Read James 5:17-18. What do we learn about prayer from Elijah’s example? How is it connected with healing, forgiveness, and restoration?
These verses illustrate the assurance given at the end of James 5:16:
the effective prayer of a righteous man can accomplish much (NASB). Elijah was a
righteous man and even translated to heaven, but he was not superhuman. He had the same passions and feelings that we have. The fact that God heard his prayer should encourage us that our prayers will be heard too. James says Elijah
prayed earnestly that it might not rain (a detail not mentioned in the Old Testament), petitioning apparently for the fulfillment of Deuteronomy 11:13-17 (alluded to in James 5:18).
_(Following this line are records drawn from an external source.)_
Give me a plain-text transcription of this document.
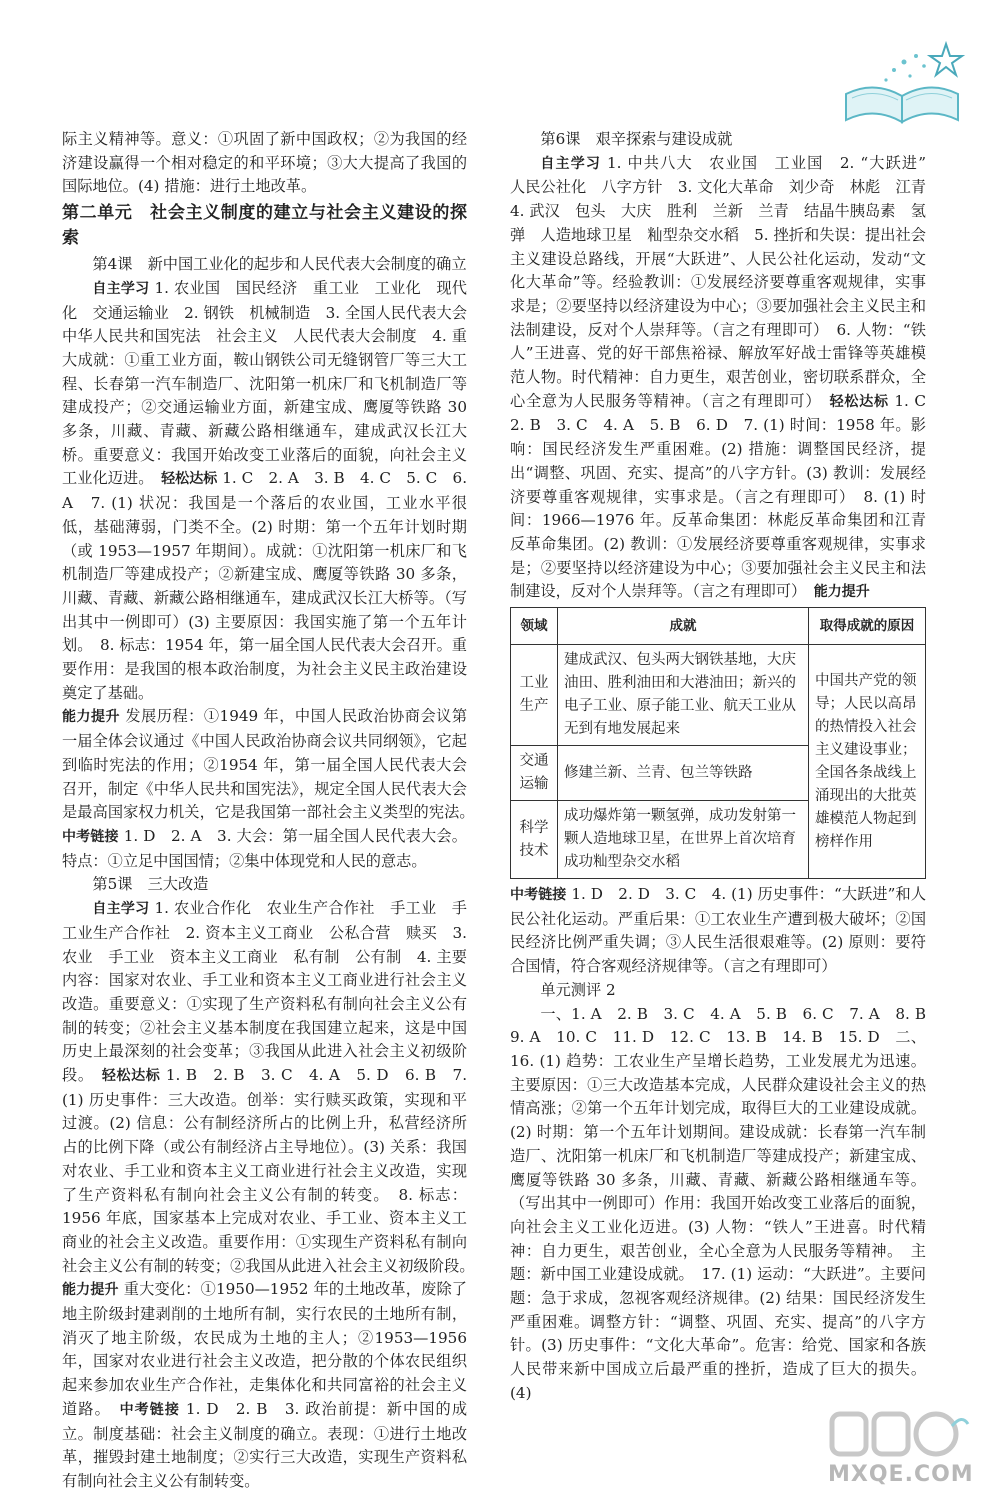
际主义精神等。意义：①巩固了新中国政权；②为我国的经济建设赢得一个相对稳定的和平环境；③大大提高了我国的国际地位。(4) 措施：进行土地改革。

第二单元　社会主义制度的建立与社会主义建设的探索

第4课　新中国工业化的起步和人民代表大会制度的确立

自主学习 1. 农业国　国民经济　重工业　工业化　现代化　交通运输业　2. 钢铁　机械制造　3. 全国人民代表大会　中华人民共和国宪法　社会主义　人民代表大会制度　4. 重大成就：①重工业方面，鞍山钢铁公司无缝钢管厂等三大工程、长春第一汽车制造厂、沈阳第一机床厂和飞机制造厂等建成投产；②交通运输业方面，新建宝成、鹰厦等铁路 30 多条，川藏、青藏、新藏公路相继通车，建成武汉长江大桥。重要意义：我国开始改变工业落后的面貌，向社会主义工业化迈进。　 轻松达标 1. C　2. A　3. B　4. C　5. C　6. A　7. (1) 状况：我国是一个落后的农业国，工业水平很低，基础薄弱，门类不全。(2) 时期：第一个五年计划时期（或 1953—1957 年期间）。成就：①沈阳第一机床厂和飞机制造厂等建成投产；②新建宝成、鹰厦等铁路 30 多条，川藏、青藏、新藏公路相继通车，建成武汉长江大桥等。（写出其中一例即可）(3) 主要原因：我国实施了第一个五年计划。　8. 标志：1954 年，第一届全国人民代表大会召开。重要作用：是我国的根本政治制度，为社会主义民主政治建设奠定了基础。

能力提升 发展历程：①1949 年，中国人民政治协商会议第一届全体会议通过《中国人民政治协商会议共同纲领》，它起到临时宪法的作用；②1954 年，第一届全国人民代表大会召开，制定《中华人民共和国宪法》，规定全国人民代表大会是最高国家权力机关，它是我国第一部社会主义类型的宪法。　中考链接 1. D　2. A　3. 大会：第一届全国人民代表大会。特点：①立足中国国情；②集中体现党和人民的意志。

第5课　三大改造

自主学习 1. 农业合作化　农业生产合作社　手工业　手工业生产合作社　2. 资本主义工商业　公私合营　赎买　3. 农业　手工业　资本主义工商业　私有制　公有制　4. 主要内容：国家对农业、手工业和资本主义工商业进行社会主义改造。重要意义：①实现了生产资料私有制向社会主义公有制的转变；②社会主义基本制度在我国建立起来，这是中国历史上最深刻的社会变革；③我国从此进入社会主义初级阶段。　 轻松达标 1. B　2. B　3. C　4. A　5. D　6. B　7. (1) 历史事件：三大改造。创举：实行赎买政策，实现和平过渡。(2) 信息：公有制经济所占的比例上升，私营经济所占的比例下降（或公有制经济占主导地位）。(3) 关系：我国对农业、手工业和资本主义工商业进行社会主义改造，实现了生产资料私有制向社会主义公有制的转变。　8. 标志：1956 年底，国家基本上完成对农业、手工业、资本主义工商业的社会主义改造。重要作用：①实现生产资料私有制向社会主义公有制的转变；②我国从此进入社会主义初级阶段。　能力提升 重大变化：①1950—1952 年的土地改革，废除了地主阶级封建剥削的土地所有制，实行农民的土地所有制，消灭了地主阶级，农民成为土地的主人；②1953—1956 年，国家对农业进行社会主义改造，把分散的个体农民组织起来参加农业生产合作社，走集体化和共同富裕的社会主义道路。　 中考链接 1. D　2. B　3. 政治前提：新中国的成立。制度基础：社会主义制度的确立。表现：①进行土地改革，摧毁封建土地制度；②实行三大改造，实现生产资料私有制向社会主义公有制转变。

第6课　艰辛探索与建设成就

自主学习 1. 中共八大　农业国　工业国　2. “大跃进”　人民公社化　八字方针　3. 文化大革命　刘少奇　林彪　江青　4. 武汉　包头　大庆　胜利　兰新　兰青　结晶牛胰岛素　氢弹　人造地球卫星　籼型杂交水稻　5. 挫折和失误：提出社会主义建设总路线，开展“大跃进”、人民公社化运动，发动“文化大革命”等。经验教训：①发展经济要尊重客观规律，实事求是；②要坚持以经济建设为中心；③要加强社会主义民主和法制建设，反对个人崇拜等。（言之有理即可）　6. 人物：“铁人”王进喜、党的好干部焦裕禄、解放军好战士雷锋等英雄模范人物。时代精神：自力更生，艰苦创业，密切联系群众，全心全意为人民服务等精神。（言之有理即可）　 轻松达标 1. C　2. B　3. C　4. A　5. B　6. D　7. (1) 时间：1958 年。影响：国民经济发生严重困难。(2) 措施：调整国民经济，提出“调整、巩固、充实、提高”的八字方针。(3) 教训：发展经济要尊重客观规律，实事求是。（言之有理即可）　8. (1) 时间：1966—1976 年。反革命集团：林彪反革命集团和江青反革命集团。(2) 教训：①发展经济要尊重客观规律，实事求是；②要坚持以经济建设为中心；③要加强社会主义民主和法制建设，反对个人崇拜等。（言之有理即可）　 能力提升

领域	成就	取得成就的原因
工业生产	建成武汉、包头两大钢铁基地，大庆油田、胜利油田和大港油田；新兴的电子工业、原子能工业、航天工业从无到有地发展起来	中国共产党的领导；人民以高昂的热情投入社会主义建设事业；全国各条战线上涌现出的大批英雄模范人物起到榜样作用
交通运输	修建兰新、兰青、包兰等铁路	
科学技术	成功爆炸第一颗氢弹，成功发射第一颗人造地球卫星，在世界上首次培育成功籼型杂交水稻	

中考链接 1. D　2. D　3. C　4. (1) 历史事件：“大跃进”和人民公社化运动。严重后果：①工农业生产遭到极大破坏；②国民经济比例严重失调；③人民生活很艰难等。(2) 原则：要符合国情，符合客观经济规律等。（言之有理即可）

单元测评 2

一、1. A　2. B　3. C　4. A　5. B　6. C　7. A　8. B　9. A　10. C　11. D　12. C　13. B　14. B　15. D　二、16. (1) 趋势：工农业生产呈增长趋势，工业发展尤为迅速。主要原因：①三大改造基本完成，人民群众建设社会主义的热情高涨；②第一个五年计划完成，取得巨大的工业建设成就。(2) 时期：第一个五年计划期间。建设成就：长春第一汽车制造厂、沈阳第一机床厂和飞机制造厂等建成投产；新建宝成、鹰厦等铁路 30 多条，川藏、青藏、新藏公路相继通车等。（写出其中一例即可）作用：我国开始改变工业落后的面貌，向社会主义工业化迈进。(3) 人物：“铁人”王进喜。时代精神：自力更生，艰苦创业，全心全意为人民服务等精神。　主题：新中国工业建设成就。　17. (1) 运动：“大跃进”。主要问题：急于求成，忽视客观经济规律。(2) 结果：国民经济发生严重困难。调整方针：“调整、巩固、充实、提高”的八字方针。(3) 历史事件：“文化大革命”。危害：给党、国家和各族人民带来新中国成立后最严重的挫折，造成了巨大的损失。(4)

MXQE.COM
Israel’s worship of Baal, the god of storm and lightning, could not go unchallenged on the basis of this prophecy in Deuteronomy. Though we do not know how long Elijah prayed before his prayers were answered, his petitions were based on careful study of, and reflection upon, God’s Word in light of his present circumstances. It may be that he quoted Deuteronomy’s prophecy as part of his prayer, just as Daniel’s prayer for Jerusalem is based on his study of Jeremiah’s prophecy (see Dan. 9:2-3). Our prayers, too, will be more effective when they spring from thoughtful consideration of our circumstances in light of God’s Word.
The period of no rain lasting three and a half years (also mentioned in Luke 4:25) is a significant time of probation in Scripture (like the prophetic period of
half a week, or three and a half years of Jesus’ ministry in Daniel 9:27, and the
three and a half times of apostasy in Christianity in Daniel 7:25 and Revelation 12:14). At the end of this period, God used Elijah to begin a work of revival and reformation to wake up Israel so that the people would recognize the depths of their apostasy. It was a work that typified both the work John the Baptist would do for first-century Israel in order to prepare the way for Christ’s first advent and the work that God has entrusted to His remnant church today to prepare people for the Second Advent(see Mal. 4:5-6; Matt. 11:13-14).
As a church, we are seeking revival and reformation. But it must begin in our own lives, our own selves, on a personal and daily basis. What choices can only you, yourself, make that will determine the direction and, ultimately, the destiny of your life?